Enlarge / Penk Chen’s Rasti Computer, built with 3D printing, Framework laptop internals, and a deep love for the first laptop that went to space.

If I had to figure out what to do with the insides of a Framework 13 laptop I had lying around after today, I might not turn it into a strange but compelling “Slabtop” this time.

No, I think that, having seen Penk Chen’s remarkable project to fit Framework parts into a kind of modern restyling of the Grid Compass laptop, I would have to wait until Chen posts detailed build instructions for this project… and until I had a 3D printer… and could gather the custom mechanical keyboard parts. Sure, that’s a lot harder, but it’s hard to put a price on drawing unnecessary attention to yourself while you chonk away on your faux-used future laptop.

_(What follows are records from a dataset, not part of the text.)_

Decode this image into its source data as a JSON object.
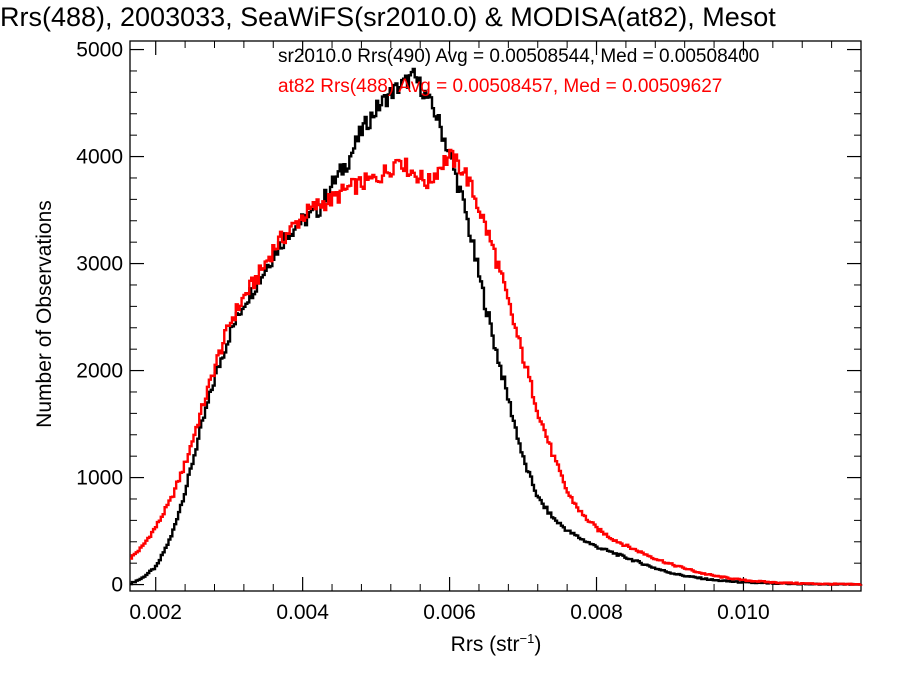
{
  "chart_data": {
    "type": "line",
    "title": "Rrs(488), 2003033, SeaWiFS(sr2010.0) & MODISA(at82), Mesot",
    "xlabel_main": "Rrs (str",
    "xlabel_sup": "−1",
    "xlabel_close": ")",
    "ylabel": "Number of Observations",
    "xlim": [
      0.00165,
      0.0116
    ],
    "ylim": [
      -60,
      5080
    ],
    "x_ticks": [
      0.002,
      0.004,
      0.006,
      0.008,
      0.01
    ],
    "x_tick_labels": [
      "0.002",
      "0.004",
      "0.006",
      "0.008",
      "0.010"
    ],
    "y_ticks": [
      0,
      1000,
      2000,
      3000,
      4000,
      5000
    ],
    "y_tick_labels": [
      "0",
      "1000",
      "2000",
      "3000",
      "4000",
      "5000"
    ],
    "grid": false,
    "legend_position": "top",
    "series": [
      {
        "name": "sr2010.0 Rrs(490) Avg = 0.00508544, Med = 0.00508400",
        "color": "#000000",
        "x": [
          0.00165,
          0.0018,
          0.002,
          0.0022,
          0.0024,
          0.0026,
          0.0028,
          0.003,
          0.0032,
          0.0034,
          0.0036,
          0.0038,
          0.004,
          0.0042,
          0.0044,
          0.0046,
          0.0048,
          0.005,
          0.0052,
          0.0054,
          0.0055,
          0.0056,
          0.0058,
          0.006,
          0.0062,
          0.0064,
          0.0066,
          0.0068,
          0.007,
          0.0072,
          0.0074,
          0.0076,
          0.0078,
          0.008,
          0.0082,
          0.0084,
          0.0086,
          0.0088,
          0.009,
          0.0092,
          0.0094,
          0.0096,
          0.0098,
          0.01,
          0.0104,
          0.0108,
          0.0112,
          0.0116
        ],
        "y": [
          10,
          60,
          170,
          450,
          900,
          1450,
          1950,
          2350,
          2650,
          2850,
          3100,
          3300,
          3400,
          3500,
          3750,
          3950,
          4250,
          4450,
          4600,
          4700,
          4750,
          4650,
          4400,
          4000,
          3500,
          2850,
          2250,
          1700,
          1150,
          800,
          620,
          500,
          420,
          350,
          300,
          250,
          200,
          150,
          110,
          80,
          60,
          40,
          30,
          20,
          10,
          5,
          2,
          0
        ]
      },
      {
        "name": "at82 Rrs(488) Avg = 0.00508457, Med = 0.00509627",
        "color": "#ff0000",
        "x": [
          0.00165,
          0.0018,
          0.002,
          0.0022,
          0.0024,
          0.0026,
          0.0028,
          0.003,
          0.0032,
          0.0034,
          0.0036,
          0.0038,
          0.004,
          0.0042,
          0.0044,
          0.0046,
          0.0048,
          0.005,
          0.0052,
          0.0053,
          0.0054,
          0.0055,
          0.0056,
          0.0057,
          0.0058,
          0.0059,
          0.006,
          0.0062,
          0.0064,
          0.0066,
          0.0068,
          0.007,
          0.0072,
          0.0074,
          0.0076,
          0.0078,
          0.008,
          0.0082,
          0.0084,
          0.0086,
          0.0088,
          0.009,
          0.0092,
          0.0094,
          0.0096,
          0.0098,
          0.01,
          0.0104,
          0.0108,
          0.0112,
          0.0116
        ],
        "y": [
          250,
          350,
          550,
          800,
          1150,
          1600,
          2050,
          2450,
          2700,
          2900,
          3150,
          3300,
          3450,
          3550,
          3600,
          3700,
          3750,
          3800,
          3900,
          4000,
          3900,
          3850,
          3800,
          3750,
          3850,
          3950,
          4000,
          3850,
          3500,
          3100,
          2600,
          2100,
          1600,
          1200,
          850,
          650,
          520,
          430,
          360,
          300,
          240,
          190,
          150,
          110,
          80,
          60,
          40,
          20,
          10,
          5,
          0
        ]
      }
    ]
  }
}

The Rasti Computer, which Chen writes is “derived from the German compound word ‘Rasterrahmen’ (grid + framework),” has at its core the mainboard, battery, and antennae from the highly modular and repairable first-generation Framework laptop. It takes input from the custom keyboard Chen designed for the chassis, with custom PCB and 3D-printed keycaps and case. It sends images to a 10.4-inch QLED 1600×720 display, and it all fits inside a bevy of 3D-printed pieces with some fairly standard hex-head bolts. Oh, and the hinges from a 2012 13-inch MacBook pro, though that’s possibly negotiable.

  • Rear view of the Rasti Computer, with “a touch of silver dry brushing [that] added the beat-up metal look.”

  • Semi-exploded view of the Rasti Computer.

  • You can, of course, run Windows on this device, if you like. But it might feel dissonant to put so much custom work in to run a stock OS.

Chen’s project derives from, and pays tribute to, the Grid Compass (styled “GRiD” by its maker, GRiD Systems Corp.). The Compass was probably (again, probably) the first clamshell-style laptop made. It saw use by NASA’s Space Shuttle program, as well as by military and other entities needing a laptop that was both compact and throw-it-at-a-wall durable. It had 256KB of memory by default (less than half the amount Bill Gates didn’t say you should ever need), a 320×240 pixel screen, and an Intel 8086 processor. Some models contained a 1,200bps modem. It cost more than $8,000 in 1982, or almost $25,000 today.

We have it on good word from some resident vintage computer collectors that the Compass remains a rare and expensive item to get. Rebuilding a Framework mainboard into a modern-day Grid-like doesn’t seem particularly cheap, depending on your 3D printer setup, or lack thereof. Nor is it likely to be easy, given a glimpse at how it goes together. But it will give you a unique portable and conversation piece, one that runs programs beyond Grid-OS.

You can read more about the Grid Compass at Cooper Hewitt, the firm where Compass designer Bill Moggridge worked as design director from 2010 until his 2011 passing. If you remember bubble memory, it’s a dip back into that genial trauma. Hackaday, where we first saw the Rasti project, wrote up a similarly Compass-inspired laptop, the GRIZ Sextant, with a Raspberry Pi at its core.